McConnell has tried to shift the focus back to entitlement reform. Since Election Day, he has repeatedly urged Obama to work with Republicans to overhaul safety-net programs, and outlined changes to Medicare and Social Security in a Friday interview with The Wall Street Journal. Specifically, he has called for increasing the Medicare eligibility age and curbing cost-of-living adjustments for Social Security.
In July, senior Senate Republican staffers argued that the Senate Democrats’ tax bill had no chance of becoming law because revenue-raising provisions must originate in the House. But Democrats say that is a tenuous claim.

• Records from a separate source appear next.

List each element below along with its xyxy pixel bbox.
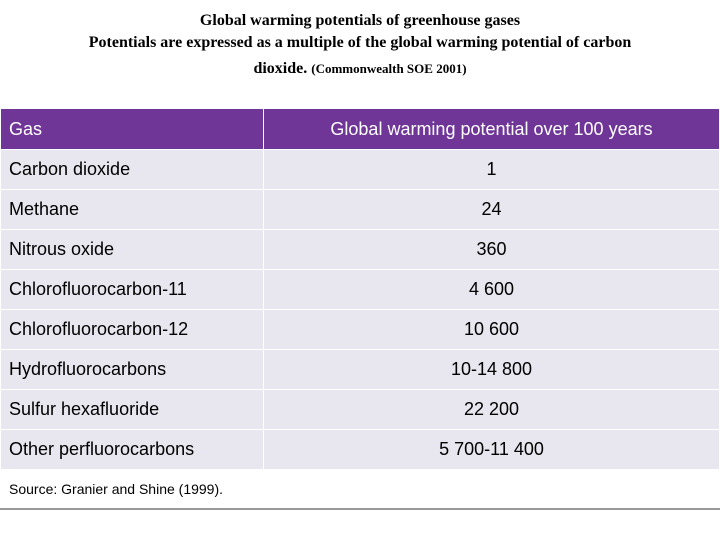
header-row: Gas Global warming potential over 100 ye…: [0, 108, 720, 150]
subtitle-end-text: dioxide.: [253, 60, 308, 77]
table-row: Methane 24: [0, 189, 720, 230]
gas-name-cell: Hydrofluorocarbons: [0, 349, 264, 390]
gwp-value-cell: 4 600: [263, 269, 720, 310]
gwp-value-cell: 10-14 800: [263, 349, 720, 390]
gwp-value-cell: 360: [263, 229, 720, 270]
title-citation: (Commonwealth SOE 2001): [311, 61, 467, 76]
gas-name-cell: Carbon dioxide: [0, 149, 264, 190]
gwp-value-cell: 24: [263, 189, 720, 230]
page-subtitle-continued: dioxide. (Commonwealth SOE 2001): [0, 54, 720, 84]
table-row: Chlorofluorocarbon-12 10 600: [0, 309, 720, 350]
gas-name-cell: Other perfluorocarbons: [0, 429, 264, 470]
table-header: Gas Global warming potential over 100 ye…: [0, 108, 720, 150]
gas-name-cell: Chlorofluorocarbon-11: [0, 269, 264, 310]
gwp-value-cell: 22 200: [263, 389, 720, 430]
table-row: Other perfluorocarbons 5 700-11 400: [0, 429, 720, 470]
table-row: Chlorofluorocarbon-11 4 600: [0, 269, 720, 310]
table-footer: Source: Granier and Shine (1999).: [0, 469, 720, 510]
gas-name-cell: Nitrous oxide: [0, 229, 264, 270]
table-body: Carbon dioxide 1 Methane 24 Nitrous oxide 360…: [0, 149, 720, 470]
gas-name-cell: Methane: [0, 189, 264, 230]
page-title: Global warming potentials of greenhouse …: [199, 12, 521, 29]
table-row: Sulfur hexafluoride 22 200: [0, 389, 720, 430]
title-block: Global warming potentials of greenhouse …: [0, 10, 720, 84]
gas-name-cell: Chlorofluorocarbon-12: [0, 309, 264, 350]
table-row: Carbon dioxide 1: [0, 149, 720, 190]
source-note: Source: Granier and Shine (1999).: [0, 469, 720, 510]
gwp-table: Gas Global warming potential over 100 ye…: [0, 108, 720, 510]
gwp-value-cell: 1: [263, 149, 720, 190]
column-header-gwp: Global warming potential over 100 years: [263, 108, 720, 150]
gas-name-cell: Sulfur hexafluoride: [0, 389, 264, 430]
source-row: Source: Granier and Shine (1999).: [0, 469, 720, 510]
column-header-gas: Gas: [0, 108, 264, 150]
table-row: Nitrous oxide 360: [0, 229, 720, 270]
table-row: Hydrofluorocarbons 10-14 800: [0, 349, 720, 390]
gwp-value-cell: 5 700-11 400: [263, 429, 720, 470]
page-subtitle: Potentials are expressed as a multiple o…: [88, 34, 632, 51]
gwp-value-cell: 10 600: [263, 309, 720, 350]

A senior Senate Democratic aide said Speaker John Boehner (R-Ohio) could easily restructure the Senate Democratic bill into a House resolution.
“If any Republicans think they can block an extension of middle-class tax cuts on a technicality, that’s a loser argument,” the source said.
Whatever the tactical considerations in July, House Republicans now see the fiscal-cliff standoff as between them and Obama, with the Senate as a bystander.
“The issue is not between the Senate and White House, the issue is between the White House and the House,” said Rep. James Lankford (R-Okla.).